Language Modelling Makes Sense: Propagating Representations through WordNet for Full-Coverage Word Sense Disambiguation
This work addresses the challenge of full-coverage word sense disambiguation for natural language processing applications, representing a strong specific gain rather than a broad paradigm shift.
The authors tackled the problem of meaning conflation in word embeddings by using contextual embeddings from neural language modeling to achieve unprecedented gains in Word Sense Disambiguation (WSD), with a simple k-NN method consistently surpassing previous systems.

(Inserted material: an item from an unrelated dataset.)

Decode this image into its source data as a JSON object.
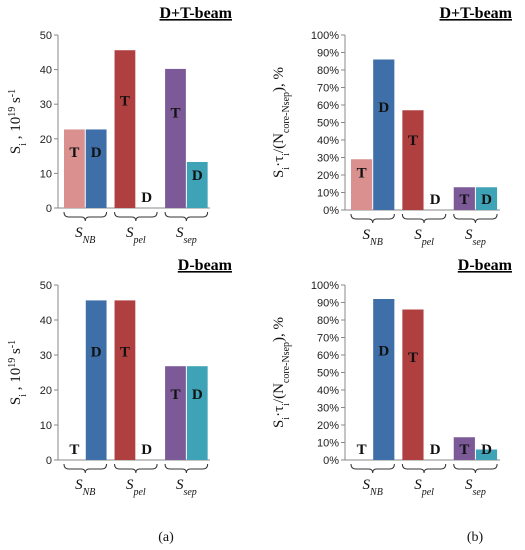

Contextual embeddings represent a new generation of semantic representations learned from Neural Language Modelling (NLM) that addresses the issue of meaning conflation hampering traditional word embeddings. In this work, we show that contextual embeddings can be used to achieve unprecedented gains in Word Sense Disambiguation (WSD) tasks. Our approach focuses on creating sense-level embeddings with full-coverage of WordNet, and without recourse to explicit knowledge of sense distributions or task-specific modelling. As a result, a simple Nearest Neighbors (k-NN) method using our representations is able to consistently surpass the performance of previous systems using powerful neural sequencing models. We also analyse the robustness of our approach when ignoring part-of-speech and lemma features, requiring disambiguation against the full sense inventory, and revealing shortcomings to be improved. Finally, we explore applications of our sense embeddings for concept-level analyses of contextual embeddings and their respective NLMs.